Die Zauberlehrlinge
haben so etwas erwähnt. Sagen Sie mir nur noch einmal, wo er stattfindet.«
»Im Chasse-Maree in der Beak Street.«
»Ach ja, natürlich. Vielen Dank. Wir gehen gleich hin.«
»Was fällt Ihnen ein, Harry?« sagte Mrs. Tandy, als der junge Mann davoneilte. »Wir sind keine Freunde von den Brancasters. Es wäre äußerst peinlich, wenn das herauskommt. Und bei einem Mann von Slades Talenten wird es bestimmt herauskommen.«
»Ich weiß«, sagte Harry und zwinkerte ihr zu. »Tatsächlich rechne ich darauf.«
9. Kapitel
Harry nahm es Mrs. Tandy nicht übel, dass sie auf den Rest der Abendunterhaltung verzichtete.

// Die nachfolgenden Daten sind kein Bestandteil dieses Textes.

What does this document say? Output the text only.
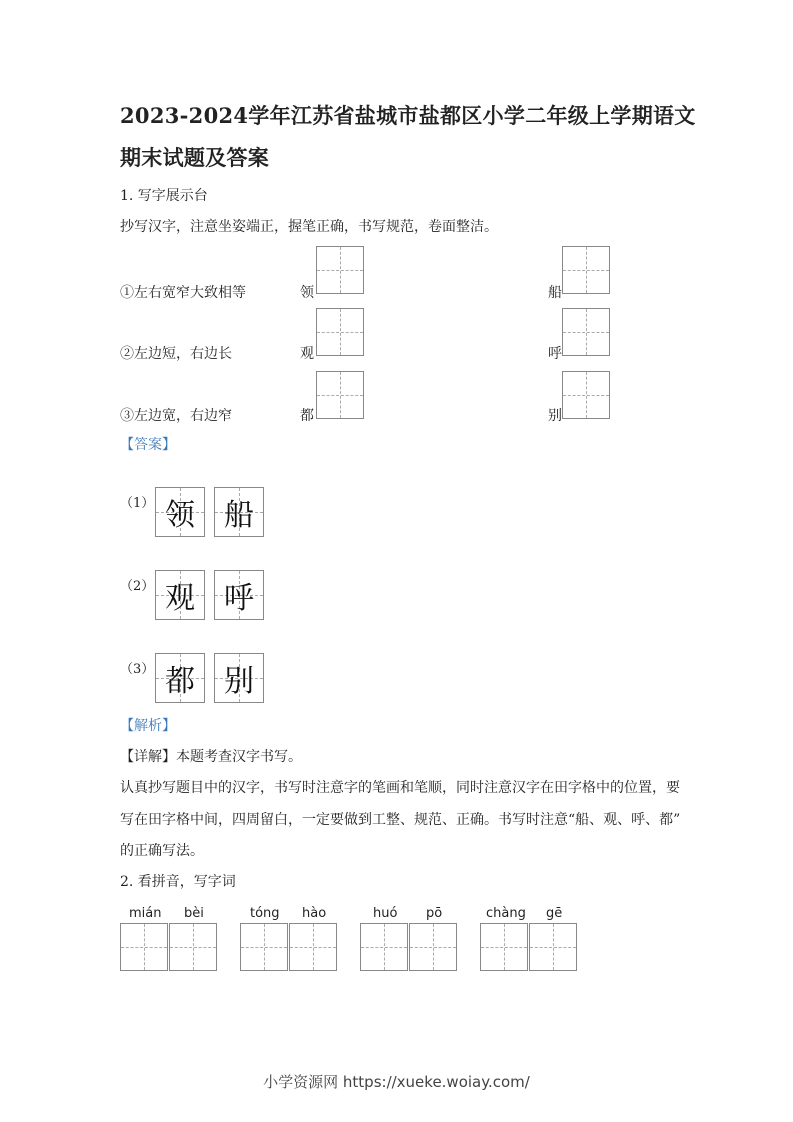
2023-2024学年江苏省盐城市盐都区小学二年级上学期语文
期末试题及答案
1. 写字展示台
抄写汉字，注意坐姿端正，握笔正确，书写规范，卷面整洁。
①左右宽窄大致相等	领	船
②左边短，右边长	观	呼
③左边宽，右边窄	都	别
【答案】
（1） 领 船
（2） 观 呼
（3） 都 别
【解析】
【详解】本题考查汉字书写。
认真抄写题目中的汉字，书写时注意字的笔画和笔顺，同时注意汉字在田字格中的位置，要
写在田字格中间，四周留白，一定要做到工整、规范、正确。书写时注意“船、观、呼、都”
的正确写法。
2. 看拼音，写字词
mián bèi	tóng hào	huó pō	chàng gē
小学资源网 https://xueke.woiay.com/
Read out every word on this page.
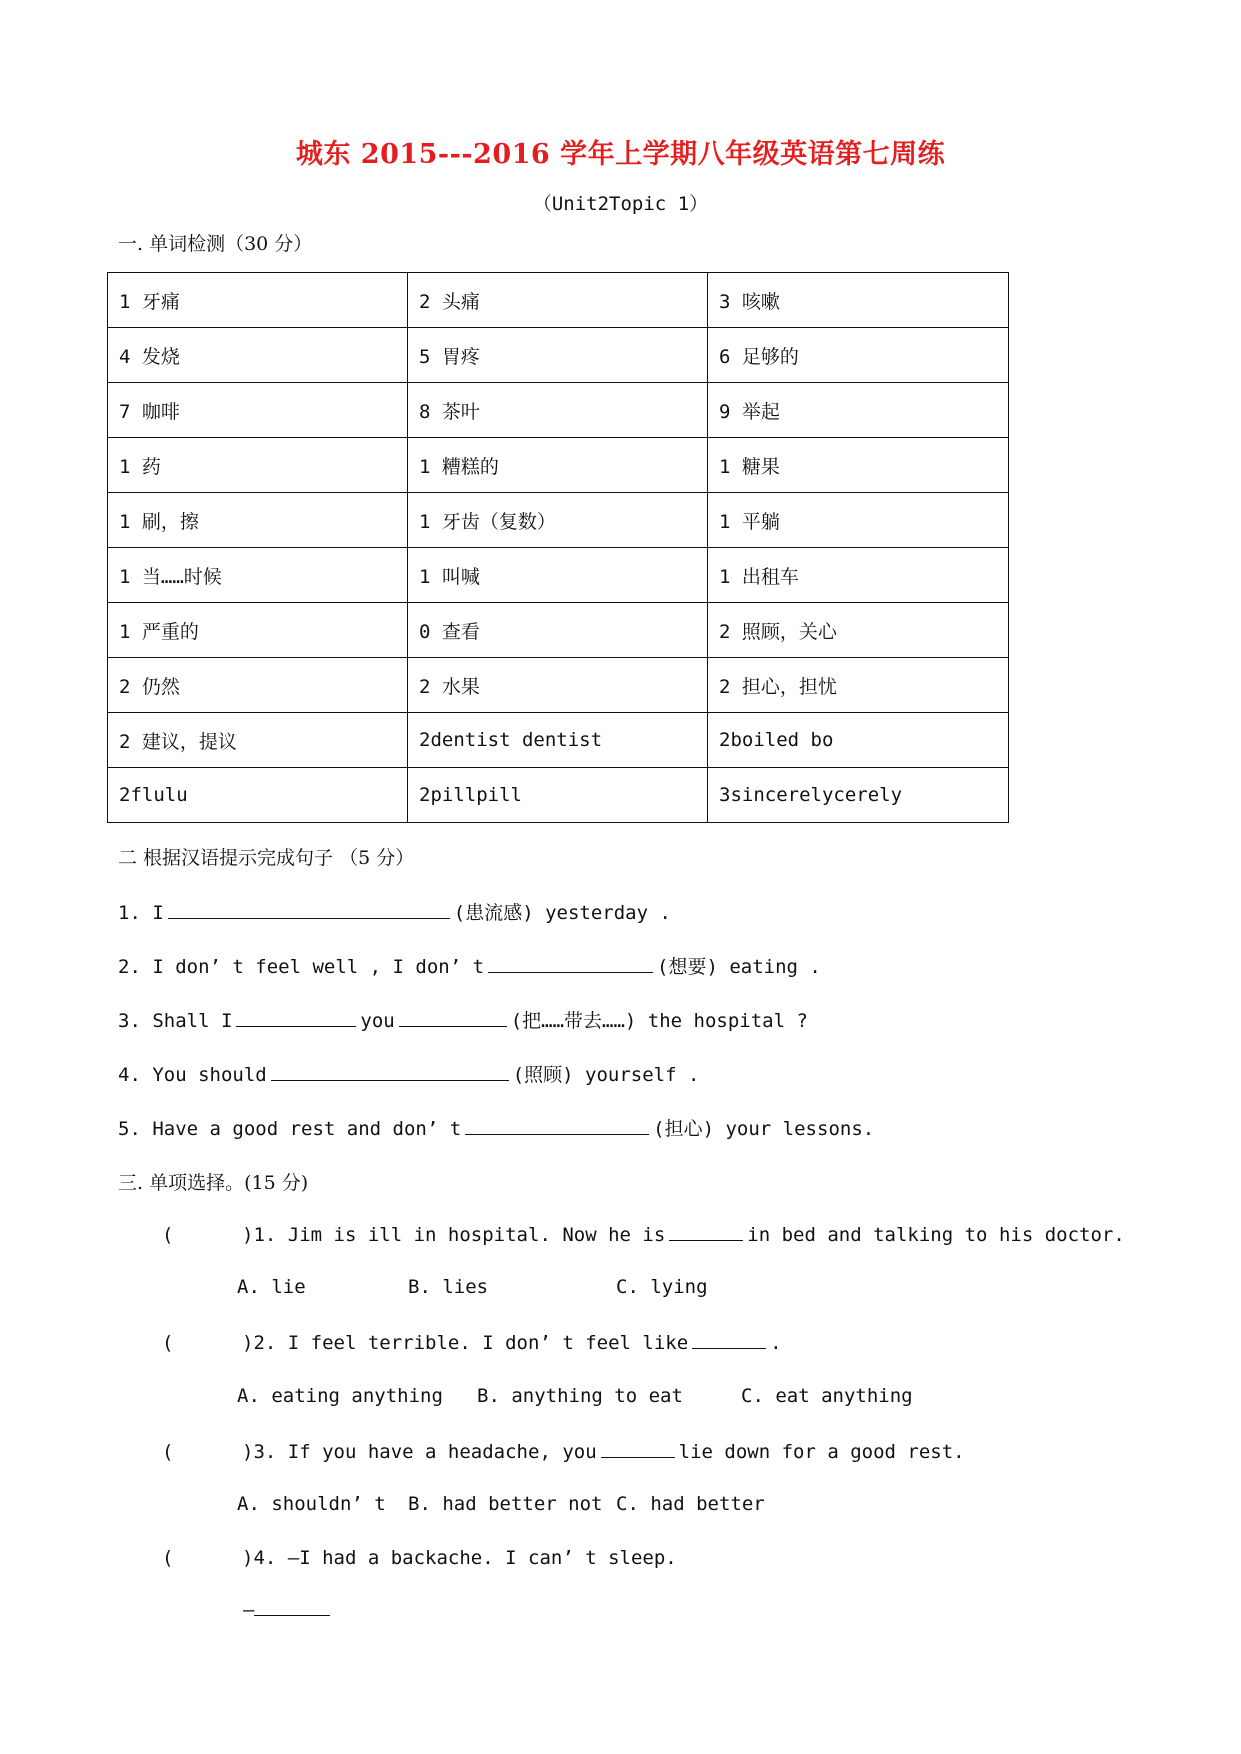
城东 2015---2016 学年上学期八年级英语第七周练
（Unit2Topic 1）
一. 单词检测（30 分）
1 牙痛	2 头痛	3 咳嗽
4 发烧	5 胃疼	6 足够的
7 咖啡	8 茶叶	9 举起
1 药	1 糟糕的	1 糖果
1 刷，擦	1 牙齿（复数）	1 平躺
1 当……时候	1 叫喊	1 出租车
1 严重的	0 查看	2 照顾，关心
2 仍然	2 水果	2 担心，担忧
2 建议，提议	2dentist dentist	2boiled bo
2flulu	2pillpill	3sincerelycerely
二 根据汉语提示完成句子 （5 分）
1. I	(患流感) yesterday .
2. I don’ t feel well , I don’ t	(想要) eating .
3. Shall I	you	(把……带去……) the hospital ?
4. You should	(照顾) yourself .
5. Have a good rest and don’ t	(担心) your lessons.
三. 单项选择。(15 分)
(	)1. Jim is ill in hospital. Now he is	in bed and talking to his doctor.
A. lie	B. lies	C. lying
(	)2. I feel terrible. I don’ t feel like	.
A. eating anything B. anything to eat	C. eat anything
(	)3. If you have a headache, you	lie down for a good rest.
A. shouldn’ t B. had better not C. had better
(	)4. —I had a backache. I can’ t sleep.
—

Das ungebetene Erscheinen bei einem Mitternachtsimbiss hatte nicht zu seiner ursprünglichen Einladung gehört. Außerdem war ihre Schlafenszeit längst überschritten, Neptun würde auf seine Sardinen warten, und insgeheim zog Harry es ohnehin vor, allein zu gehen.
Nachdem er Mrs. Tandy in ein Taxi gesetzt hatte, schlenderte er gemächlich in die Beak Street, weil er annahm, Slade werde sich duschen und umkleiden, bevor er zu seinen Gästen stieß. Das Chasse-Maree erwies sich als eines von Sohos exklusiveren und weniger grell erleuchteten Restaurants. Es war ein französisches Fischlokal mit blauen Wänden, in dem alles, von den Lampenschirmen bis zu den Aschenbechern, die Form von Seemuscheln hatte. Slades Gäste waren leicht zu erkennen. Es handelte sich um ein Dutzend Personen in Abendgarderobe, die die Bar mit Beschlag belegt hatten und denen freigebig Champagner ausgeschenkt wurde. Harry brauchte nur zu nicken und einem Kellner zuzulächeln, um in die Gastfreundschaft einbezogen zu werden.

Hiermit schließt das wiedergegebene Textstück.